Se détendre ? C’était facile à dire ! Elle n’aurait pas pu lui dire plutôt qu’elle était une sorcière ? Cela aurait évité d’imposer cette tension palpable qui était toujours présente malgré la révélation de cette fille. En tout cas, Matt était content d’avoir répondu qu’il avait chauffer son repas par magie. C’était pourtant bête comme réponse. Mais au moins, elle lui avait avoué être une sorcière.

Du coup, il sortit à son tour sa baguette de sa poche, sans montrer signes d’hostilité. Il était temps de faire redescendre cette pression qui contractait autant la randonneuse que Matthew. Il s’assit alors sur un rocher, un rocher brûlant, le soleil avait dû le chauffer. L’anglais posa sa baguette à côté de lui en signe de paix. Il avait décidé de faire confiance à cette fille. Buckley fixa alors du regard la jeune inconnue. Puis il rigola. Il ne se moquait pas d’elle. Mais de la situation.

-Désolé, c’est tellement grotesque. Je cru que tu étais une moldue ! A trente secondes prêt je te lançais un sortilège d’amnésie

C’était vrai, le sorcier s’apprêtait à lancer le sort.
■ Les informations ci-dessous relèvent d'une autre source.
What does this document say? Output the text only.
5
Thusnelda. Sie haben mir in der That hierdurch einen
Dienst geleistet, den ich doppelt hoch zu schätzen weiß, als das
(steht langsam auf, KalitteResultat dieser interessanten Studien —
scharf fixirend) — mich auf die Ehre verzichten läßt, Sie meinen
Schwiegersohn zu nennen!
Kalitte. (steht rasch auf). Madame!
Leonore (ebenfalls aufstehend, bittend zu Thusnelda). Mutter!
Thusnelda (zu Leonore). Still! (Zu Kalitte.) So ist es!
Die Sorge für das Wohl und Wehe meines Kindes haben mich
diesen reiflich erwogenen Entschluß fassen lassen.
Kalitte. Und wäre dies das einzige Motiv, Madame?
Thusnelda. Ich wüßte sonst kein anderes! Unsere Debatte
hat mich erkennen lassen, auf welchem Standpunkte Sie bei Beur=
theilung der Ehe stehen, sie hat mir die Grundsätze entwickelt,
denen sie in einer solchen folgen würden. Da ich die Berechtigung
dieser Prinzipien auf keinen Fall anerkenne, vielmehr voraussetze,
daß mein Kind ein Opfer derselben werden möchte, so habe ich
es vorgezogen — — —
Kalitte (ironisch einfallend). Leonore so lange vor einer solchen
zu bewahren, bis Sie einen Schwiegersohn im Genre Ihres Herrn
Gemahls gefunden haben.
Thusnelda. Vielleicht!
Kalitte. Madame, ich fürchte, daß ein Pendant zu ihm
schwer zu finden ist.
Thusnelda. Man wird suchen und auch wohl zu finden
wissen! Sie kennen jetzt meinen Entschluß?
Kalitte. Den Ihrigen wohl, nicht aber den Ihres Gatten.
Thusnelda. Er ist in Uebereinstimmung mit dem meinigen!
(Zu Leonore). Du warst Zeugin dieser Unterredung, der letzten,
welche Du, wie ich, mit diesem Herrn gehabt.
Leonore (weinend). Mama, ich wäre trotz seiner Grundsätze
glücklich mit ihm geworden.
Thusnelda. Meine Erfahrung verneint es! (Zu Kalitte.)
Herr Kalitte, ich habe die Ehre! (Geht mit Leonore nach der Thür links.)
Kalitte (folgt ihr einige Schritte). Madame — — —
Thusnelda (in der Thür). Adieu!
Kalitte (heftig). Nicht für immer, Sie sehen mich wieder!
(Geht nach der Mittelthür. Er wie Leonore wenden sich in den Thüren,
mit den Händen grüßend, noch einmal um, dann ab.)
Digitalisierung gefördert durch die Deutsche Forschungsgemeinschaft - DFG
Heureusement qu’elle lui avait avoué être une sorcière juste à temps ! Il espérait maintenant que la sorcière face à lui baisserait également sa baguette, comme lui l’avait fait, et rigolerai de cette situation. Il décida de questionner la fille sur son école. Puisqu’elle était française, elle devait venir de Beauxbâtons.

-Tu viens de Beauxbâtons ?

C’était étrange, une minute avant, Matthew était prêt à engagé le combat, et maintenant voilà qu’il lui demandait d’où elle venait. En fait, cette question avait pour but d’apaiser définitivement la tension créée il y a quelques minutes.